Desiring India: Representations through British and French Eyes 1584-1857 edited by Niranjan Goswami, Jadavpur University Press, Rs 550​​​​​​​

Desiring India: Representations through British and French Eyes 1584-1857 edited by Niranjan Goswami, Jadavpur University Press, Rs 550​​​​​​​ Amazon

The rest of the essays chart out some of these protocols that navigate between the desired and the undesired, and, sometimes, even the undesirable, spreading over a range of historical contexts and thematic concerns. Niranjan Goswami’s study of Tavernier’s Travels in India, for example, shows how the text engages with the material culture in a broader sense by incorporating both the objects of trade — ‘things of matter’ — and the social and cultural elements like sati or the caste system — ‘things that matter’. Romita Ray, on the other hand, approaches material culture by juxtaposing etiquette, porcelain, race, gender and aesthetics in the visual representations of tea drinking in colonial Calcutta.

The question of aesthetics also appears in Abin Chakraborty’s reading of Thomas Coryat’s letters where the affirmative appraisal of Jahangir’s court unsettles the usual tropes of the early occidental disdain. Anna Becker’s analysis of the role of female bodies in the Mughal court based on several accounts examines the patriarchal connotations of ‘oriental despotism’ whereas Rita Chatterjee’s study of the letters of Eliza Fay reveals how the misogynistic attitude inherent in colonial trade tried to suppress the entrepreneurial ambitions of a gendered subject. Both Swati Dasgupta and Janani Kalyani focus on the representations of Indian women in the French literary and theatrical circuits, respectively. Dasgupta chronicles the role of women participating in the Mutiny in the writing of Clémence Robert while Kalyani takes up the theme of sati in the French plays from the late eighteenth and early nineteenth centuries.

In Jyoti Mohan’s reflections on the three historical accounts of India in French, we come across a project of recreating a glorious past devoid of an overtly imperial agenda that coloured the histories written by the British. By exploring a historical trajectory of the movement of indigo, Jayati Gupta shows how the knowledge and the experiences of an object are subjected to a taxonomic representation traversing both the natural and the commercial axes of desirability. John Hutnyk’s study of Marx’s concept of the Asiatic mode of production positions the colony at the centre of his critique of political economy. In the final essay of the book, Soumya Goswami discusses the faltering attempts by the orientalists to systematize Indian classical music. By any standard, this is an exciting list of topics. There is a slight unevenness in addressing the central theme in some of the essays but that is too tall a task for a volume with such a diverse range of interests and concerns.

Coming back to the central theme of the volume, what has piqued my interest in the ‘Introduction’ is a quote from Voltaire where he says, “But nature had given them [the Orientals] one advantage over us which outweighs all ours: namely that they had no need whatsoever of us, while we were in need of them.” It is a different question whether this non-reciprocity of need was historically supported, but if we take this impression seriously, it raises an interesting question about the desires that characterize the colonial encounters in the earlier times.

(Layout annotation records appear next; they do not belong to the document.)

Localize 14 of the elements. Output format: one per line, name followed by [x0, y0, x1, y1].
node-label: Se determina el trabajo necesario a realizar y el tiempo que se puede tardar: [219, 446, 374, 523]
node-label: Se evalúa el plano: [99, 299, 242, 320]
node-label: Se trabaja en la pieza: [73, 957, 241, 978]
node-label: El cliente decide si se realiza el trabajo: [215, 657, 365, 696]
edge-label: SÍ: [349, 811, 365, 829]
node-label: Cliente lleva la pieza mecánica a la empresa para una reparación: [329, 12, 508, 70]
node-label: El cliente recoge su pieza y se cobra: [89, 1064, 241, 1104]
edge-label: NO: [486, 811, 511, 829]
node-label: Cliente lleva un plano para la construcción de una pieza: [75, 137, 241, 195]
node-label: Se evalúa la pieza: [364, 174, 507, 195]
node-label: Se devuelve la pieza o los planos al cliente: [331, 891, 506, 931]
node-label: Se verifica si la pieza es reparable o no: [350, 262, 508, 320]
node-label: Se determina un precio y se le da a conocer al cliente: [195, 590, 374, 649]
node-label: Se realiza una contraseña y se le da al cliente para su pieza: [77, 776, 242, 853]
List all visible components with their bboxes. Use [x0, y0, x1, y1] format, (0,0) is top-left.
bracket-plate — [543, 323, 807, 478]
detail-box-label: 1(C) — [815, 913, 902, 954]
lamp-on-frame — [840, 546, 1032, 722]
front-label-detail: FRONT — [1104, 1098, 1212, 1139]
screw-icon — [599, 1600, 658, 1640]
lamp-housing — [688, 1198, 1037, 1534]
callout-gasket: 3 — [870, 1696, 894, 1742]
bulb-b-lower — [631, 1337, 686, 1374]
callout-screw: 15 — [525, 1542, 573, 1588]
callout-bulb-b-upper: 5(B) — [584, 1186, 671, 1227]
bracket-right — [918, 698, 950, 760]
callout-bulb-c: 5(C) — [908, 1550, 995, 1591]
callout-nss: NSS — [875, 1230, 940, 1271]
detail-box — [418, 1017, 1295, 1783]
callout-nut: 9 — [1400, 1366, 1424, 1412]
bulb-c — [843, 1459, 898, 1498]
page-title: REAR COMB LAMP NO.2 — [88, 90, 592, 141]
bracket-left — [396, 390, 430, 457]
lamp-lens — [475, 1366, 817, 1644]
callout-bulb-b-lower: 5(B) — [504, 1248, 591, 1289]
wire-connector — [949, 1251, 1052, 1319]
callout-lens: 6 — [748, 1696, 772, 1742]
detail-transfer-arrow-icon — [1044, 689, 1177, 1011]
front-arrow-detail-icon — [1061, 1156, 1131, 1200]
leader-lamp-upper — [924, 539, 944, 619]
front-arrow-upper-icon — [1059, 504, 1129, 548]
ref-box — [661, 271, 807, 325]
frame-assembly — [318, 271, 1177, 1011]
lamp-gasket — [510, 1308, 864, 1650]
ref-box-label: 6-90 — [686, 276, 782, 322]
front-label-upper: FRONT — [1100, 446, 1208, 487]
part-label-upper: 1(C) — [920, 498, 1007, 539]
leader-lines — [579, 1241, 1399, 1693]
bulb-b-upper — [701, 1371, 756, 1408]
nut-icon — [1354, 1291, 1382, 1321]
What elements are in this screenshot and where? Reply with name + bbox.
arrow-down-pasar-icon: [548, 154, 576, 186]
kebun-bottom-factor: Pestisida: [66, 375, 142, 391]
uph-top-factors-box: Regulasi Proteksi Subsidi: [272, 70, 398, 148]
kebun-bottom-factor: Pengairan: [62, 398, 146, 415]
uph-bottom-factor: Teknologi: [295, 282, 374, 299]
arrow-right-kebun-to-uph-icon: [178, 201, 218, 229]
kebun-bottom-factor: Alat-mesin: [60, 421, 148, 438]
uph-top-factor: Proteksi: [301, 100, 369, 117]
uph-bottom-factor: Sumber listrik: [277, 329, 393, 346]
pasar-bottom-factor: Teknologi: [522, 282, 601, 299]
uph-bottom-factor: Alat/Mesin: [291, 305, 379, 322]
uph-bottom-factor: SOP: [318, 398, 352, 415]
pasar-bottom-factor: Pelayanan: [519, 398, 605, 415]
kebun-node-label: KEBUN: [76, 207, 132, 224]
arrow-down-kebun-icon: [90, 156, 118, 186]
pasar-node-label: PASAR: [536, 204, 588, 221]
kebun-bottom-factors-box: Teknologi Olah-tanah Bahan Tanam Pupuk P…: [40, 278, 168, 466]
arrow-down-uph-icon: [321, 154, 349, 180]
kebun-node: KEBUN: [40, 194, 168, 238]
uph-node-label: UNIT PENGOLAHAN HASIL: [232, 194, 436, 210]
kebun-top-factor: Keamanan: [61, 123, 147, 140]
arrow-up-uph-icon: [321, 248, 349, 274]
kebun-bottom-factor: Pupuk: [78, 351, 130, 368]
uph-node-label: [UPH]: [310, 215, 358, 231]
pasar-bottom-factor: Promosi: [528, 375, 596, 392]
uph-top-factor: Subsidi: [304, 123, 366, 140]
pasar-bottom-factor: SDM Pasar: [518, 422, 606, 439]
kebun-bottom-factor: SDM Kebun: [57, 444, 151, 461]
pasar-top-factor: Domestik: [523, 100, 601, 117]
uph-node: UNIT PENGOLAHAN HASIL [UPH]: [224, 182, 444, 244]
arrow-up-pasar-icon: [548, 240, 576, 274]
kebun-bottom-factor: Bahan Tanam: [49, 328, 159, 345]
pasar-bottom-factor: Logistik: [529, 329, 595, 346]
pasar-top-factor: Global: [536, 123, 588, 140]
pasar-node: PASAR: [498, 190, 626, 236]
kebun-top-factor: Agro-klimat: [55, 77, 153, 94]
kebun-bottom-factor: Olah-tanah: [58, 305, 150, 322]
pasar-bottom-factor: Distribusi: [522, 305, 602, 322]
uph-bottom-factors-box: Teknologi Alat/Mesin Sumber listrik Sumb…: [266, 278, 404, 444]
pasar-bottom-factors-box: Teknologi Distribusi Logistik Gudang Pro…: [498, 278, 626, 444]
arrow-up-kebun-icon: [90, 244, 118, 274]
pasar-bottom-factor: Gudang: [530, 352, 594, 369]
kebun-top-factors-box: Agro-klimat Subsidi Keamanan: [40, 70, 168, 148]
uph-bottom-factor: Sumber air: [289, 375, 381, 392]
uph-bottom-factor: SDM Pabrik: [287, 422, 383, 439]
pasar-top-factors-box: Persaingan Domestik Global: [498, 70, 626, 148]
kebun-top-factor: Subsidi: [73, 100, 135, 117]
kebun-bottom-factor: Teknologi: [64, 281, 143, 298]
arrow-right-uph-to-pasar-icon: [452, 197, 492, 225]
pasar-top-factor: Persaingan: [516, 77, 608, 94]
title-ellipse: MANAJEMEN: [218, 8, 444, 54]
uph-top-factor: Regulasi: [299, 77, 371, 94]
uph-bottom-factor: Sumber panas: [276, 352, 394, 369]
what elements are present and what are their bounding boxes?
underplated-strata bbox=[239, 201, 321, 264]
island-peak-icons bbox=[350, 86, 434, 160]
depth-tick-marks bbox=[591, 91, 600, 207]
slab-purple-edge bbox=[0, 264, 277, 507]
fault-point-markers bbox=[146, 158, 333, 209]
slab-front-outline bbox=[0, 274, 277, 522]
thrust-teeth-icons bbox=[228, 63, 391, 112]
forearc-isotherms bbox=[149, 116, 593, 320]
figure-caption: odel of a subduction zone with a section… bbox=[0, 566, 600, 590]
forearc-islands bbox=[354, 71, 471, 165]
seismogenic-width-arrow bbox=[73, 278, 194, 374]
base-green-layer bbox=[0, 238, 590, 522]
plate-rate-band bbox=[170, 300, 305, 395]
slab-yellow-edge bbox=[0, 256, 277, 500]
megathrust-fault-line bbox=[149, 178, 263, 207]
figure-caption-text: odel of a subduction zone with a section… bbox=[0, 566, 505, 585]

As we are repeatedly reminded, the advent of colonialism was accompanied by a new science of wealth based on private property and exchange, initiating a paradigm of reciprocity that inculcated liberal values and expectations in the nineteenth century. But what happened to the non-reciprocal desire in this new order of things? Was it completely replaced by demand as the new rhetoric of need or was there any residue in some obscure form? By shifting the focus from wonder to desire, the volume comes close to a critical exposition whereby one may think of the colonial encounters beyond the duality between the exact and the exotic and engage with the interplay between desire and demand — a theme that remains to be studied in greater detail.